The court also found ‘nothing stale, oppressive or unreasonable’ in the authority investigating historical allegations. In any investigation, the ‘authority will, inevitably, take into account fairness, which will include the need to ensure that the claimant is entitled to a fair hearing and this will take account of whether historical allegations can properly be adjudicated upon’.
The contention that the investigation report prepared for the monitoring officer had predetermined findings was also rejected. The authors of the report in question were not decision-makers and the report was for the monitoring officer who then had the responsibility of taking matters forward.
As to publication of material documents, this was fair and lawful in all the circumstances. Among other things, ‘the council had a legitimate interest in openness and transparency and in securing financial probity in publishing the documents in question’. And the public and press ‘had a strong interest, also based upon openness and accountability, in knowing what steps the council was taking to investigate the alleged wrongdoing and potentially serious misuse of public assets and funds’.
However, Green J ordered various ‘precautionary safeguards’ to protect the claimant ‘from even a hypothetical risk of bias’. So (among other things) in Standards Committee proceedings under the Localism Act, no use was to be made of the contents of the external law firm’s report (although this did not exclude analysis of that report and the evidence upon which it was based and did not prevent the claimant referring to the report). To provide necessary explanatory context, a concise briefing note was also to be prepared for the Standards Committee (with the claimant being given the opportunity of commenting on the draft).

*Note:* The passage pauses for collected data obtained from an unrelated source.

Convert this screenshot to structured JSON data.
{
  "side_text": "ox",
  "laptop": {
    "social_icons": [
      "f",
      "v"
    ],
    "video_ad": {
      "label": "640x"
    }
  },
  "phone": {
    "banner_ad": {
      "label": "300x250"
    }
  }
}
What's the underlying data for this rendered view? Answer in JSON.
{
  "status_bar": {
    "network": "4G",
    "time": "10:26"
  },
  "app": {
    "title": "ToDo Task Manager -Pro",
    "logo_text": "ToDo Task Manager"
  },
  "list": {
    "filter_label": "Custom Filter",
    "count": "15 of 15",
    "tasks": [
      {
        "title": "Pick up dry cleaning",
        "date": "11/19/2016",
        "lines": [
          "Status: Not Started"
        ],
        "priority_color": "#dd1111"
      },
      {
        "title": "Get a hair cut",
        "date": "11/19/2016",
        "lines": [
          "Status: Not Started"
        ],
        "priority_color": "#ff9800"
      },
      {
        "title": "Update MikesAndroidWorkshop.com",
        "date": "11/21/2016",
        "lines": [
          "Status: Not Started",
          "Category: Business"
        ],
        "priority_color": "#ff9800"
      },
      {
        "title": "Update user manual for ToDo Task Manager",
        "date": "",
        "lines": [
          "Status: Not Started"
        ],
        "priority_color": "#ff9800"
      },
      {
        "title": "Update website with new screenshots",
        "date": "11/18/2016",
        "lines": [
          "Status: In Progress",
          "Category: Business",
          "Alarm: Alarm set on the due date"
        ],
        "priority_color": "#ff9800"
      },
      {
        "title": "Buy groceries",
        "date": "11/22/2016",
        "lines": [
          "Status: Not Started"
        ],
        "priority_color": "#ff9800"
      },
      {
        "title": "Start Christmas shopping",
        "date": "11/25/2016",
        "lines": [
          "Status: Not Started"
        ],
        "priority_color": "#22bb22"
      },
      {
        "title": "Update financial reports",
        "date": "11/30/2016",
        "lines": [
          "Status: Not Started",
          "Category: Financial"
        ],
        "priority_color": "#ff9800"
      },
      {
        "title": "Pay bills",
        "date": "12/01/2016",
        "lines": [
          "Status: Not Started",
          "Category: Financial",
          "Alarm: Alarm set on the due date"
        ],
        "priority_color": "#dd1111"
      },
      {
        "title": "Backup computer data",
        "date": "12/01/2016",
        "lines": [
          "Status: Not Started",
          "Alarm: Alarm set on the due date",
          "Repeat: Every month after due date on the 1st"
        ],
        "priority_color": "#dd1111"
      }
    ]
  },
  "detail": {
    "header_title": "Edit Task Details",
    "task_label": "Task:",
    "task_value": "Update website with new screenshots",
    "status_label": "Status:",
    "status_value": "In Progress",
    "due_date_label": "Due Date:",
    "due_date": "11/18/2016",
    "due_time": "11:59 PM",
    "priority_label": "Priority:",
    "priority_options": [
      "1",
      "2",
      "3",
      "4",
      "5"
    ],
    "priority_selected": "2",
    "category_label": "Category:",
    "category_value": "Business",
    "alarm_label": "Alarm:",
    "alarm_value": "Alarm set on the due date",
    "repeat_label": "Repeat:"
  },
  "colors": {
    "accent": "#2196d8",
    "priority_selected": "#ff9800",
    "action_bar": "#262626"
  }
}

The court concluded that there ‘is a serious prima facie case to answer and a Standards Committee hearing properly conducted is a proper forum for the determination of the case against the claimant’. Green J also considered that there is ‘a powerful public interest in the allegations being fully and fairly investigated’. In the circumstances, the stay on proceedings was lifted and the safeguards mentioned were to be included in the court order.
The seven principles of public life underpinning local authority codes of conduct include accountability and openness. These require holders of public office to be publicly accountable for their decisions and actions and to submit to scrutiny accordingly. Public office holders must also act and take decisions openly and transparently, and information should not be withheld from the public unless there are clear and lawful reasons for doing so.
The judgment of Green J is entirely consistent with these principles and will be valuable and informative reading for all monitoring officers and their staff.